Create a storage class by applying storage-class-csi-nas.yaml


oc apply -f fsx/storage-class-csi-nas.yaml

 

Verify the storage class:


oc get sc

Deploying KubeVirt

Install KubeVirt in the openshift-cnv namespace:


echo '
apiVersion: v1
kind: Namespace
metadata:
 name: openshift-cnv
---
apiVersion: operators.coreos.com/v1
kind: OperatorGroup
metadata:
 name: kubevirt-hyperconverged-group
 namespace: openshift-cnv
spec:
 targetNamespaces:
   - openshift-cnv
---
apiVersion: operators.coreos.com/v1alpha1
kind: Subscription
metadata:
 name: hco-operatorhub
 namespace: openshift-cnv
spec:
 source: redhat-operators
 sourceNamespace: openshift-marketplace
 name: kubevirt-hyperconverged
 startingCSV: kubevirt-hyperconverged-operator.v4.14.0
 channel: "stable"' | k apply -f-

Wait for all pods in openshift-cnv to be ready, then create the HyperConverged resource:


apiVersion: hco.kubevirt.io/v1beta1
kind: HyperConverged
metadata:
 name: kubevirt-hyperconverged
 namespace: openshift-cnv
spec:' | k apply -f- 

Verify the installation:


oc get csv -n openshift-cnv
oc get kubevirt -n openshift-cnv
oc get HyperConverged -n openshift-cnv

Live Migration of VMs with KubeVirt

Scenario

You have two VMs running on separate bare-metal worker nodes in your OpenShift cluster. You need to perform maintenance on WorkerA and want to live-migrate its VM to WorkerB without downtime.

Challenge

KubeVirt VMs are essentially Kubernetes pods. When a pod moves to a different node, it gets a new IP address, disrupting connectivity.

Solution

To maintain continuous network connectivity during migration, we'll add a second network interface to the VMs using a NetworkAttachmentDefinition (NAD). This secondary interface will have a static IP, ensuring seamless communication post-migration.

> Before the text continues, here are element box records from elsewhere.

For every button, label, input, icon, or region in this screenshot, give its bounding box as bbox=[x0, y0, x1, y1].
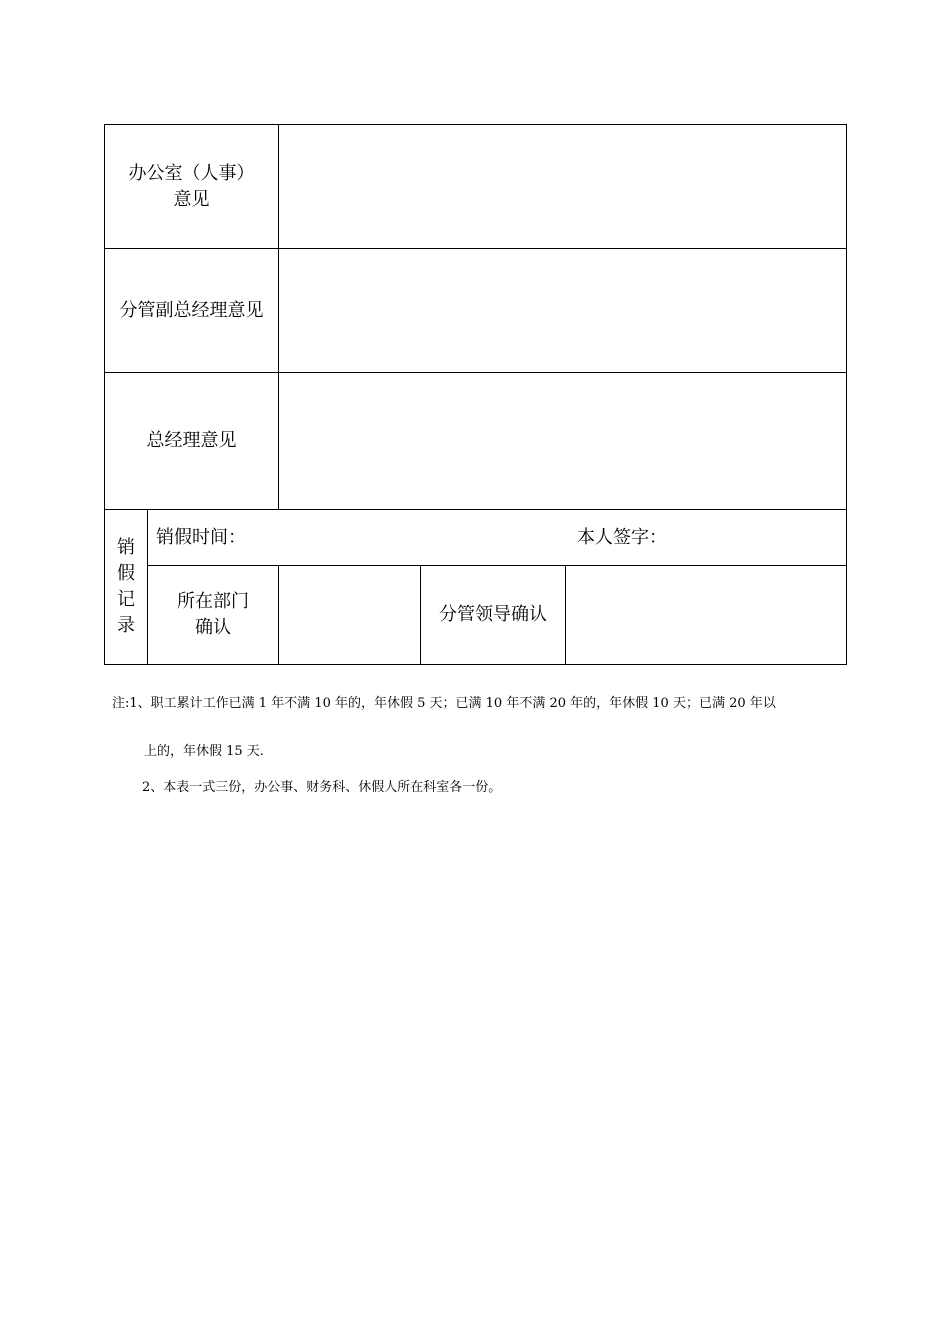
department-confirm-line2: 确认 bbox=[195, 617, 231, 638]
department-confirm-field[interactable] bbox=[279, 566, 420, 664]
leave-cancel-record-label bbox=[105, 510, 147, 664]
office-opinion-field[interactable] bbox=[279, 125, 846, 248]
office-opinion-label-line1: 办公室（人事） bbox=[128, 162, 255, 184]
gm-opinion-field[interactable] bbox=[279, 373, 846, 509]
note-1-line-1: 注:1、职工累计工作已满 1 年不满 10 年的，年休假 5 天；已满 10 年不满 20 年的，年休假 10 天；已满 20 年以 bbox=[112, 696, 776, 711]
department-confirm-label bbox=[148, 566, 278, 664]
record-char: 记 bbox=[117, 589, 135, 610]
leader-confirm-field[interactable] bbox=[566, 566, 846, 664]
leave-cancel-time-label: 销假时间： bbox=[156, 526, 246, 548]
office-opinion-label-line2: 意见 bbox=[173, 188, 210, 210]
department-confirm-line1: 所在部门 bbox=[177, 591, 249, 612]
leave-form-table bbox=[104, 124, 847, 665]
office-opinion-label bbox=[105, 125, 278, 248]
deputy-gm-opinion-label: 分管副总经理意见 bbox=[119, 299, 264, 321]
leader-confirm-label: 分管领导确认 bbox=[439, 604, 547, 625]
signature-label: 本人签字： bbox=[577, 526, 667, 548]
record-char: 假 bbox=[117, 563, 135, 584]
note-1-line-2: 上的，年休假 15 天. bbox=[144, 744, 264, 759]
gm-opinion-label: 总经理意见 bbox=[146, 430, 237, 451]
note-2: 2、本表一式三份，办公事、财务科、休假人所在科室各一份。 bbox=[142, 780, 502, 795]
record-char: 录 bbox=[117, 615, 135, 636]
deputy-gm-opinion-field[interactable] bbox=[279, 249, 846, 372]
record-char: 销 bbox=[117, 537, 135, 558]
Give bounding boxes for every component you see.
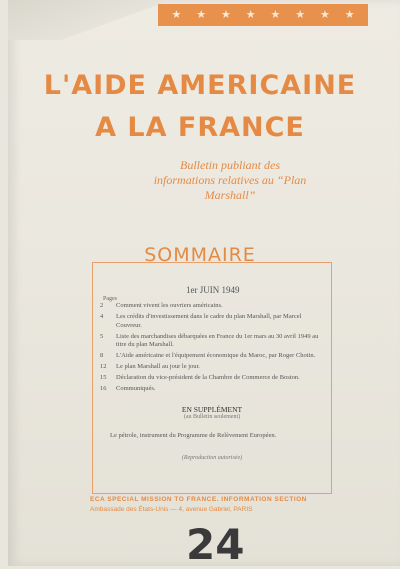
toc-item: [100, 363, 326, 372]
toc-text: Le plan Marshall au jour le jour.: [116, 363, 200, 370]
title-line-2: A LA FRANCE: [95, 112, 305, 143]
star-icon: ★: [220, 8, 231, 21]
pages-label: Pages: [103, 296, 117, 302]
footer-mission: ECA SPECIAL MISSION TO FRANCE. INFORMATION SECTION: [90, 496, 307, 503]
torn-corner: [8, 0, 168, 40]
issue-date: 1er JUIN 1949: [186, 285, 240, 295]
toc-text: Liste des marchandises débarquées en France du 1er mars au 30 avril 1949 au titre du plan Marshall.: [116, 332, 319, 348]
toc-item: [100, 374, 326, 383]
toc-text: Déclaration du vice-président de la Chambre de Commerce de Boston.: [116, 374, 300, 381]
toc-text: Les crédits d'investissement dans le cadre du plan Marshall, par Marcel Couvreur.: [116, 313, 302, 329]
star-icon: ★: [319, 8, 330, 21]
toc-item: [100, 333, 326, 350]
toc-page: 15: [100, 374, 107, 381]
toc-page: 12: [100, 363, 107, 370]
supplement-heading: EN SUPPLÉMENT: [181, 405, 243, 414]
toc-page: 2: [100, 302, 104, 309]
star-icon: ★: [171, 8, 182, 21]
reproduction-note: (Reproduction autorisée): [181, 455, 243, 461]
toc-text: Comment vivent les ouvriers américains.: [116, 302, 223, 309]
table-of-contents: [100, 302, 326, 396]
toc-page: 5: [100, 332, 104, 340]
toc-item: [100, 385, 326, 394]
toc-page: 8: [100, 352, 104, 359]
toc-page: 16: [100, 385, 107, 392]
supplement-subheading: (au Bulletin seulement): [183, 414, 241, 420]
sommaire-heading: SOMMAIRE: [144, 244, 256, 266]
star-icon: ★: [245, 8, 256, 21]
issue-number: 24: [186, 520, 245, 569]
toc-item: [100, 302, 326, 311]
subtitle: Bulletin publiant des informations relatives au “Plan Marshall”: [153, 158, 307, 202]
toc-page: 4: [100, 313, 104, 320]
star-icon: ★: [344, 8, 355, 21]
toc-item: [100, 313, 326, 330]
star-icon: ★: [295, 8, 306, 21]
toc-text: L'Aide américaine et l'équipement économique du Maroc, par Roger Chotin.: [116, 352, 316, 359]
star-icon: ★: [270, 8, 281, 21]
toc-text: Communiqués.: [116, 385, 156, 392]
supplement-item: Le pétrole, instrument du Programme de Relèvement Européen.: [110, 432, 277, 439]
star-icon: ★: [196, 8, 207, 21]
toc-item: [100, 352, 326, 361]
star-band: [158, 4, 368, 26]
title-line-1: L'AIDE AMERICAINE: [43, 70, 357, 101]
footer-address: Ambassade des États-Unis — 4, avenue Gabriel, PARIS: [90, 506, 253, 513]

Create NetworkAttachmentDefinition (NAD)

Create a namespace for your VMs


oc create ns vm-test

 

Apply the NAD configuration:


apiVersion: k8s.cni.cncf.io/v1
kind: NetworkAttachmentDefinition
metadata:
  name: static-eth1
  namespace: vm-test
spec:
  config: '{
    "cniVersion": "0.3.1",
    "type": "bridge",
    "bridge": "br1",
    "ipam": {
      "type": "static"
    }
  }'

Apply the NAD:


oc apply -f virtualization/nad.yaml

Create VMs with Dual NICs

Create two VMs, each with two network interfaces:


oc apply -f virtualization/vm-rhel-9-dual-nic.yaml

Verify the VMs are running:


oc get vm -n vm-test

Assign IP Addresses to Secondary NICs

Access each VM console and assign static IPs to eth1:

VM A:


virtctl console -n vm-test rhel9-dual-nic-a

Inside the VM:


sudo ip addr add 192.168.1.10/24 dev eth1

VM B:


virtctl console -n vm-test rhel9-dual-nic-b

Inside the VM:


sudo ip addr add 192.168.1.11/24 dev eth1

Connectivity Test

From VM A, ping VM B:


ping 192.168.1.11

Connectivity Test

From VM B, ping VM A:


ping 192.168.1.10

Successful replies confirm network connectivity over the secondary interfaces.

Live Migration

Now, initiate live migration of VM A to WorkerB:


oc migrate vm rhel9-dual-nic-a -n vm-test


Monitor the migration status:


oc get vmim -n vm-test

In conclusion, by integrating AWS FSx for NetApp ONTAP with OpenShift and KubeVirt, we've successfully enabled live migration of virtual machines (VMs) within a Kubernetes cluster. Utilizing a secondary network interface with a static IP ensured continuous network connectivity during migrations, allowing for seamless maintenance and scaling operations without disrupting running applications.

This robust setup harnesses the power of AWS managed services and open-source technologies to deliver a scalable, resilient infrastructure ideal for modern cloud-native workloads, ensuring high availability and operational efficiency.